Linked open data makes most sense if it is connected with as many other data sources as possible. This project used several existing vocabularies and published datasets but a reference statistical linked open data implementation would be a more desired resource.

To achieve this, semantic harmonisation of statistical classifications would be needed. This was considered not only a pan-European issue as it may also impact national data providers, if various datasets have different uses for apparently identical classification elements.

In terms of technology, GeoSPARQL was considered to be an appropriate way to publish spatial data as linked open data. In terms of the temporal aspects, it was considered more complicated.

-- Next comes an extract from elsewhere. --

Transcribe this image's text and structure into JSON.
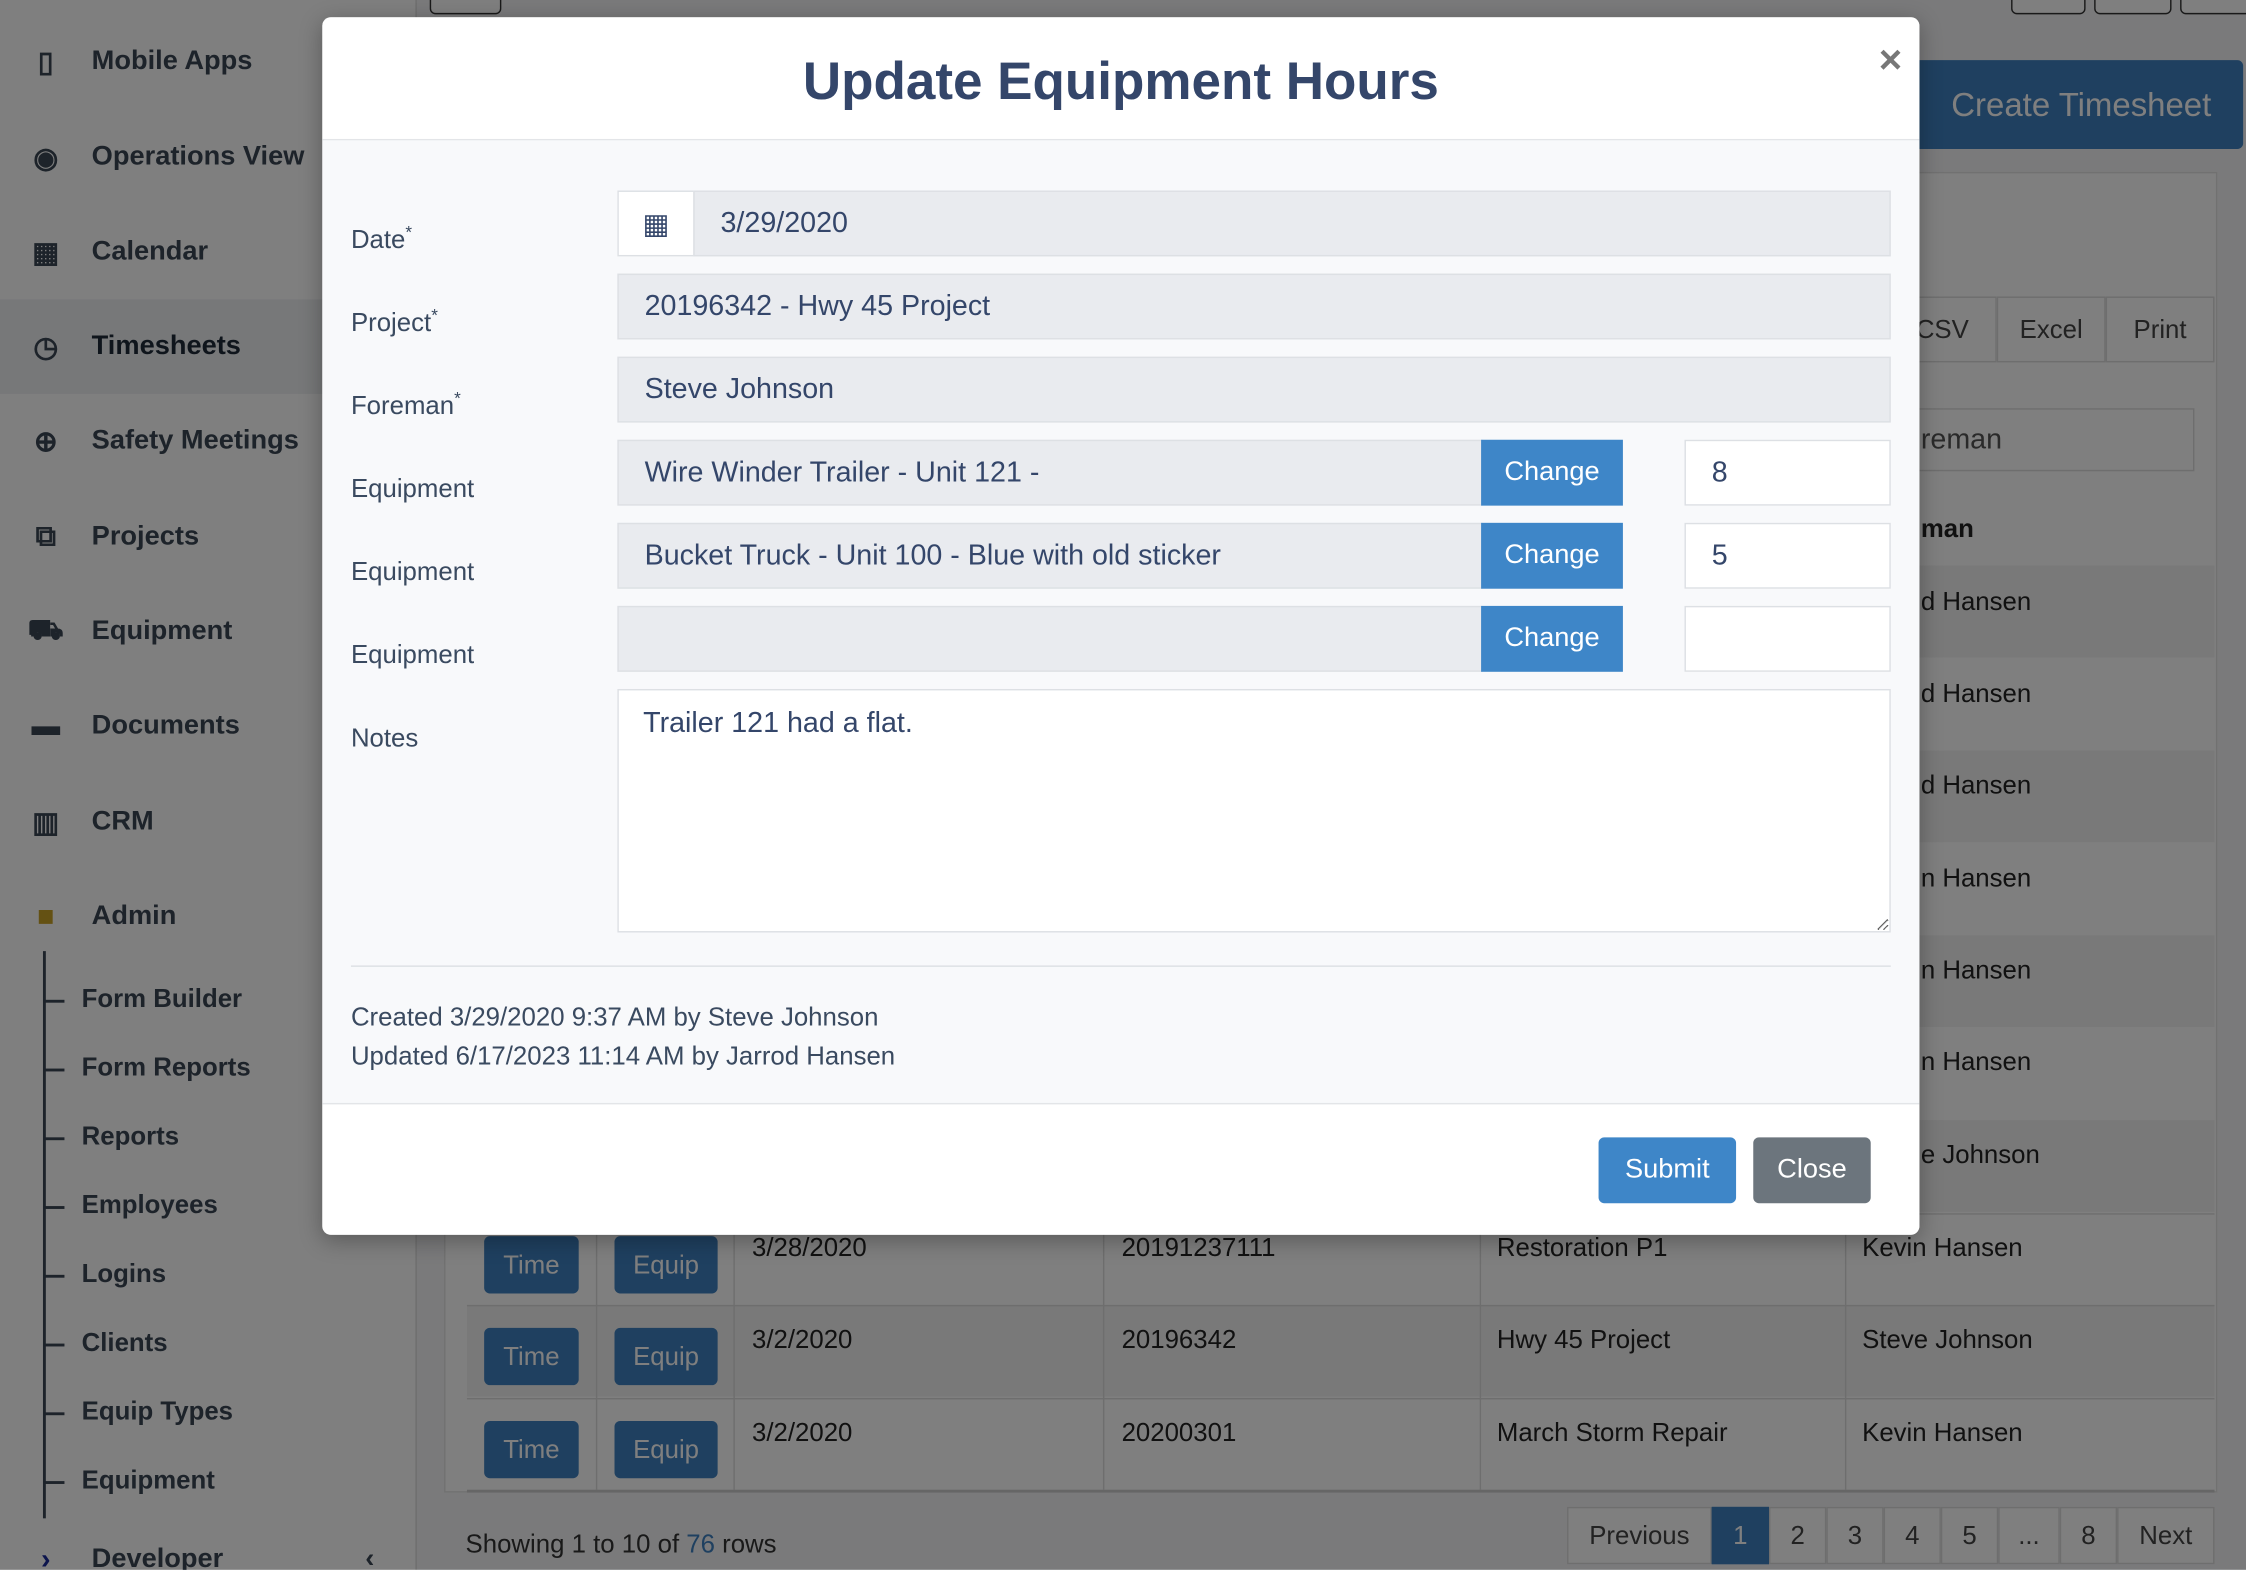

Separate statistical unit geometries were published for each year, regardless of changes over time. The URIs were constructed based on meaningful identifiers (KTS unit codes). A more appropriate situation may have been to analyse an inventory of statistical unit boundary changes over time and to provide separate geometry instances with non-meaningful identifiers (UUIDs): this would provide a single geometry for a defined period of validity for a unit whose boundary did not change. A prerequisite to do so is information on boundary changes (rather than on the boundaries themselves).

By using existing software and/or programming components it was nearly impossible to produce incorrect RDF metadata files. However, most linked open data producing components allow almost anything to be encoded, so the implementations may not always make sense semantically.

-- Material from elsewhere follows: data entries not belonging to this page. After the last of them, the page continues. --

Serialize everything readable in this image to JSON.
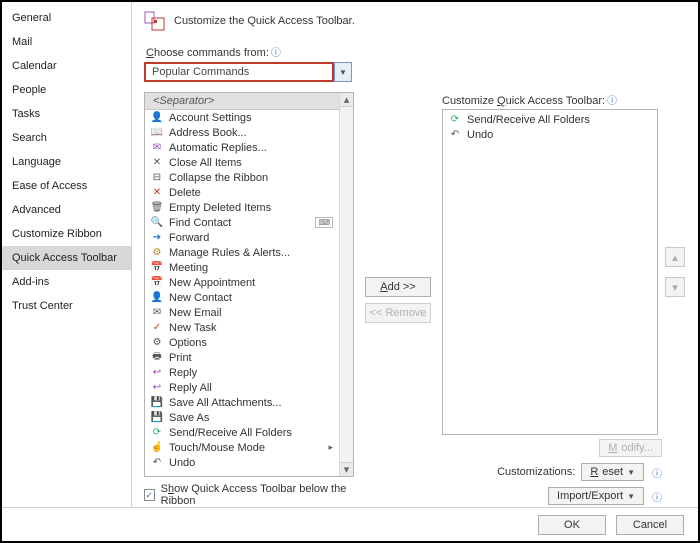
{
  "sidebar": {
    "items": [
      {
        "label": "General"
      },
      {
        "label": "Mail"
      },
      {
        "label": "Calendar"
      },
      {
        "label": "People"
      },
      {
        "label": "Tasks"
      },
      {
        "label": "Search"
      },
      {
        "label": "Language"
      },
      {
        "label": "Ease of Access"
      },
      {
        "label": "Advanced"
      },
      {
        "label": "Customize Ribbon"
      },
      {
        "label": "Quick Access Toolbar"
      },
      {
        "label": "Add-ins"
      },
      {
        "label": "Trust Center"
      }
    ],
    "selected_index": 10
  },
  "header": {
    "title": "Customize the Quick Access Toolbar."
  },
  "choose": {
    "label_pre": "",
    "label_u": "C",
    "label_post": "hoose commands from:",
    "value": "Popular Commands"
  },
  "left_list": {
    "header": "<Separator>",
    "items": [
      {
        "label": "Account Settings"
      },
      {
        "label": "Address Book..."
      },
      {
        "label": "Automatic Replies..."
      },
      {
        "label": "Close All Items"
      },
      {
        "label": "Collapse the Ribbon"
      },
      {
        "label": "Delete"
      },
      {
        "label": "Empty Deleted Items"
      },
      {
        "label": "Find Contact",
        "badge": true
      },
      {
        "label": "Forward"
      },
      {
        "label": "Manage Rules & Alerts..."
      },
      {
        "label": "Meeting"
      },
      {
        "label": "New Appointment"
      },
      {
        "label": "New Contact"
      },
      {
        "label": "New Email"
      },
      {
        "label": "New Task"
      },
      {
        "label": "Options"
      },
      {
        "label": "Print"
      },
      {
        "label": "Reply"
      },
      {
        "label": "Reply All"
      },
      {
        "label": "Save All Attachments..."
      },
      {
        "label": "Save As"
      },
      {
        "label": "Send/Receive All Folders"
      },
      {
        "label": "Touch/Mouse Mode",
        "submenu": true
      },
      {
        "label": "Undo"
      }
    ]
  },
  "mid": {
    "add": "Add >>",
    "remove": "<< Remove"
  },
  "right": {
    "label_pre": "Customize ",
    "label_u": "Q",
    "label_post": "uick Access Toolbar:",
    "items": [
      {
        "label": "Send/Receive All Folders"
      },
      {
        "label": "Undo"
      }
    ],
    "modify": "Modify...",
    "customizations_label": "Customizations:",
    "reset": "Reset",
    "import_export": "Import/Export"
  },
  "show_below": {
    "label_pre": "S",
    "label_u": "h",
    "label_post": "ow Quick Access Toolbar below the Ribbon",
    "checked": true
  },
  "footer": {
    "ok": "OK",
    "cancel": "Cancel"
  }
}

Linked open data implementations based on Python scripts were considered easy to amend, providing flexibility for the future.

RDF vocabulary specifications were considered easier to interpret with a unified modelling language (UML) model. The DCAT-AP specification provided a full UML model of all used classes and properties with a clear indication which of these classes and properties were mandatory, recommended or optional. The RDF Data Cube Vocabulary specification also had a simple graphical representation of some of its classes and their relations.

The pilot project identified that the policy for creating links to the statistical office’s information portal needed to be redesigned to allow a linked open data implementation. The landing page and download URLs were based on links to specific webpages (ending in *.html) or links to specific files. To enable a correct linked open data implementation, it was recommended that they should be constructed as URIs.